Now, we use :py:class:`Pipeline` to construct the data loader.
When training models in the cloud, the process of making data
available on GPUs typically involves 4 to 5 steps.

#. Download raw data
#. Load and preprocess data
#. Batch data
#. Preprocess the batch (optional)
#. Transfer the batch to GPUs

When using SPDL's pipeline abstraction, this process can be
written as follows.

.. code-block:: python

   from spdl.pipeline import PipelineBuilder

   # List of URLs
   class Dataset(Iterable[str]):
       ...

   # Download the data
   def download(urls: list[str]) -> list[bytes]:
       ...

   # Load tensor from the raw data with some additional preprocessing
   def preprocess(data: bytes) -> Tensor:
       ...

   # Create a batch Tensor
   def collate(samples: list[Tensor]) -> Tensor:
       ...

   # Transfer the batch tensor to the GPU
   def gpu_transfer(batch: Tensor) -> Tensor:
       ...

   # Build Pipeline
   pipeline = (
       PipelineBuilder()
       .add_source(Dataset())
       .aggregate(...)
       .pipe(download, concurrency=...)
       .disaggregate()
       .pipe(preprocess, concurrency=...)
       .aggregate(batch_size)
       .pipe(collate)
       .pipe(gpu_transfer)
       .add_sink()
       .build(num_threads=...)
   )

   # Run
   with pipeline.auto_stop():
       for batch in pipeline.get_iterator(timeout):
           ...

Typically, network calls are more efficient when requests are batched,
so we aggregate the URLs before making a network call and then
disaggregate them afterward.

Since downloading takes some time but does not consume many CPU resources,
we make multiple download calls concurrently.

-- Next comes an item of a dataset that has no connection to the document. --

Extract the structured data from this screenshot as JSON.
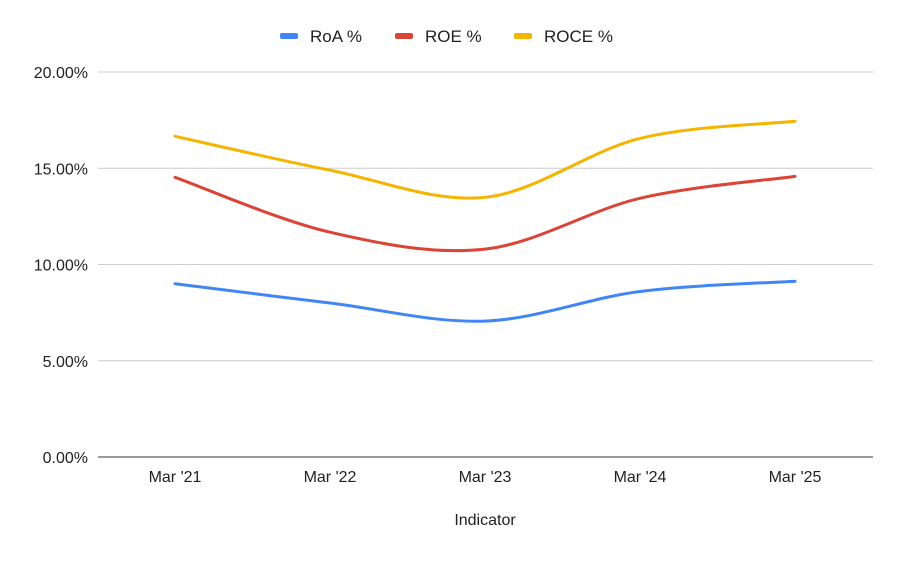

Decoding the raw data and applying preprocessing can be time-consuming and
computationally intensive.
As `previously described <./noisy_neighbour.html>`_,
it is recommended to keep total CPU utilization at around 40% to avoid a QPS drop.
However, we want to prevent the training process from suffering from
data starvation.
For this purpose, we apply some concurrency to the preprocessing stage.

The data are then batched and transferred to the GPU.
These stages typically do not require concurrency.
Concurrent GPU data transfer is not feasible due to hardware constraints.